Fue un cambio importante, porque tenía el pelo largo hasta el sacro. El sonido de la tijera y el pelo cayendo al piso me trajeron la voz de mi papá. Él siempre me hacía bromas, y una de ellas agarrar una tijera y simular que me cortaba el pelo. Yo le decía: “No, papá, nunca me lo voy a cortar”. Ese día confirmé eso de que “nunca digas nunca”. Y mis miedos fueron cayendo al piso con cada mechón de pelo.

Salí de lo de Silvio casi en shock, pero no de keratina: emocional. Me miraba en el reflejo de las vidrieras y no podía creer lo que había hecho. Estaba sorprendida, pero iba sonriente, con la sensación de cargar una mochila mucho más liviana.
Paré en un local de ropa que tenía un vestido rojo y negro hermoso en la vidriera. Estaba de oferta. Entré, me lo probé y me encantó.
—Me lo llevo puesto —le dije a la vendedora.

De pronto quería ver gente, porque sentía que tenía algo lindo para contar. Algo del entusiasmo perdido comenzó a reaparecer. Y siempre le digo a Gladys que ella fue la autora intelectual de ese cambio.

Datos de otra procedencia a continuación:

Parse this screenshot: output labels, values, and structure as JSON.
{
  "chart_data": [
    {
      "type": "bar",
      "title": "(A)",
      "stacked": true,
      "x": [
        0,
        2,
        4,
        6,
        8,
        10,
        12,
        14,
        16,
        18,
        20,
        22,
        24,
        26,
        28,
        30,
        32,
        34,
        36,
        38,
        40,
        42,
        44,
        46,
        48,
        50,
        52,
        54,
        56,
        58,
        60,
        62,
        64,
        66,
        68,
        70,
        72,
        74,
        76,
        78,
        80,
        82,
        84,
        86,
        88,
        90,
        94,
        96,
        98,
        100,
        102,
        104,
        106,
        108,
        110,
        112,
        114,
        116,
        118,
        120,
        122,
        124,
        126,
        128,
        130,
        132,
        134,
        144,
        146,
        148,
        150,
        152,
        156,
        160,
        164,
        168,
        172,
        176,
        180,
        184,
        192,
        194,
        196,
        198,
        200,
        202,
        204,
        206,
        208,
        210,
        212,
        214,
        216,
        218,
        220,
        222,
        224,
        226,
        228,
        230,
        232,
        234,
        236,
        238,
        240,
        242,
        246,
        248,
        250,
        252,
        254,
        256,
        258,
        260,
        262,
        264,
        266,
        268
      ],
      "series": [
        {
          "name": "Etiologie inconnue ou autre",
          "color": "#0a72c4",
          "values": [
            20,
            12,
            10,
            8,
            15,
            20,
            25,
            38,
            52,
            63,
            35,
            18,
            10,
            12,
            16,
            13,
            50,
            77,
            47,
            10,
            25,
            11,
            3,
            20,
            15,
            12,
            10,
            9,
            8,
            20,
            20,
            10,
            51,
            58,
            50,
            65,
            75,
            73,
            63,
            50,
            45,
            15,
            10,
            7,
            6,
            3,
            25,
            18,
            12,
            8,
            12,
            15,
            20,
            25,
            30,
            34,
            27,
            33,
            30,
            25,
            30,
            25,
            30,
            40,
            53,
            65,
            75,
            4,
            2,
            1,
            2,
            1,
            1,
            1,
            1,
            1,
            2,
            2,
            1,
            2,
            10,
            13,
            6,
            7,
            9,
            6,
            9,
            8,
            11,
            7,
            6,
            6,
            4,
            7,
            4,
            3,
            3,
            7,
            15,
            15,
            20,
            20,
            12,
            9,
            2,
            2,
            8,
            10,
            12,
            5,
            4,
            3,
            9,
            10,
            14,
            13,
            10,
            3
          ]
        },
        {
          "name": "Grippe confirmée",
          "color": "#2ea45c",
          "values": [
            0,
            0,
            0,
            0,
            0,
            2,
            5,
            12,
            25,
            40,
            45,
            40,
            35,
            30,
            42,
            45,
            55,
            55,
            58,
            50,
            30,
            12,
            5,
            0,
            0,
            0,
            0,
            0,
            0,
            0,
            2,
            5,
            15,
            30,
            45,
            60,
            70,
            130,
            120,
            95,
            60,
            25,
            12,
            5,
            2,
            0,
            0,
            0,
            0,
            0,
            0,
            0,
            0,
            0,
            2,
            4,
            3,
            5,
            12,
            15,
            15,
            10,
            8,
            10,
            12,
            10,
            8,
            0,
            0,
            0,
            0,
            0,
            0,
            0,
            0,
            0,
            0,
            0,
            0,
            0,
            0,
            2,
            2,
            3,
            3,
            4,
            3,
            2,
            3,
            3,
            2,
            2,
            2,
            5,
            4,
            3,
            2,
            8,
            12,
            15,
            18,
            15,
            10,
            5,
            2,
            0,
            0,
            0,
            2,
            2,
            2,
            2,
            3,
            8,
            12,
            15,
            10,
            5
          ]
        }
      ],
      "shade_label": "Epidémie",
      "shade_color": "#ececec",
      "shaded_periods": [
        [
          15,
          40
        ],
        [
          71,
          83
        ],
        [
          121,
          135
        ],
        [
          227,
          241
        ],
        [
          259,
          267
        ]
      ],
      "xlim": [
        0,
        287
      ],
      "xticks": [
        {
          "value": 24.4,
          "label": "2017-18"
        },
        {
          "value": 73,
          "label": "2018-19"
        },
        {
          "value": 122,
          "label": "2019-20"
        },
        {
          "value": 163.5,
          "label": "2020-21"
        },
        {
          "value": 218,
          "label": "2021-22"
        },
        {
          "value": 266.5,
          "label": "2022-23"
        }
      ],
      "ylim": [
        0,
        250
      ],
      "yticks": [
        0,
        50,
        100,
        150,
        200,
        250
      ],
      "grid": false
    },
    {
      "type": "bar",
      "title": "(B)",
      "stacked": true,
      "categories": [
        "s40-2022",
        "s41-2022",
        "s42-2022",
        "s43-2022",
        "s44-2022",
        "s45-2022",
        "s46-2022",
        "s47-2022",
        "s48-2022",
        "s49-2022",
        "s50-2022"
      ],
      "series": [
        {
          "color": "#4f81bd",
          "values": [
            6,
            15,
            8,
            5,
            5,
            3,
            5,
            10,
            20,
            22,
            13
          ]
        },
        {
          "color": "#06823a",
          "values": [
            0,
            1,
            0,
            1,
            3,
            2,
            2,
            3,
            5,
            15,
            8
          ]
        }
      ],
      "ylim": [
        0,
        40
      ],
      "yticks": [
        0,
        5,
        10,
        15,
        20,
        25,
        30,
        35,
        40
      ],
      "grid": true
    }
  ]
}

La cara de mamá cuando me vio entrar con el corte de Dolores Barreiro —o de Carlitos Balá— fue memorable. Ella, que toda su vida había conservado por los hombros su pelo color caoba:
—Ay, Fidelina, ¿qué te está haciendo esa mujer?
—El peluquero se llama Silvio.
—No, esa mujer a la que vas una vez por semana.
—¿Gladys?
—Sí, esa Gladys —dijo despectivamente.
—Me está ayudando a ser quien quiero ser.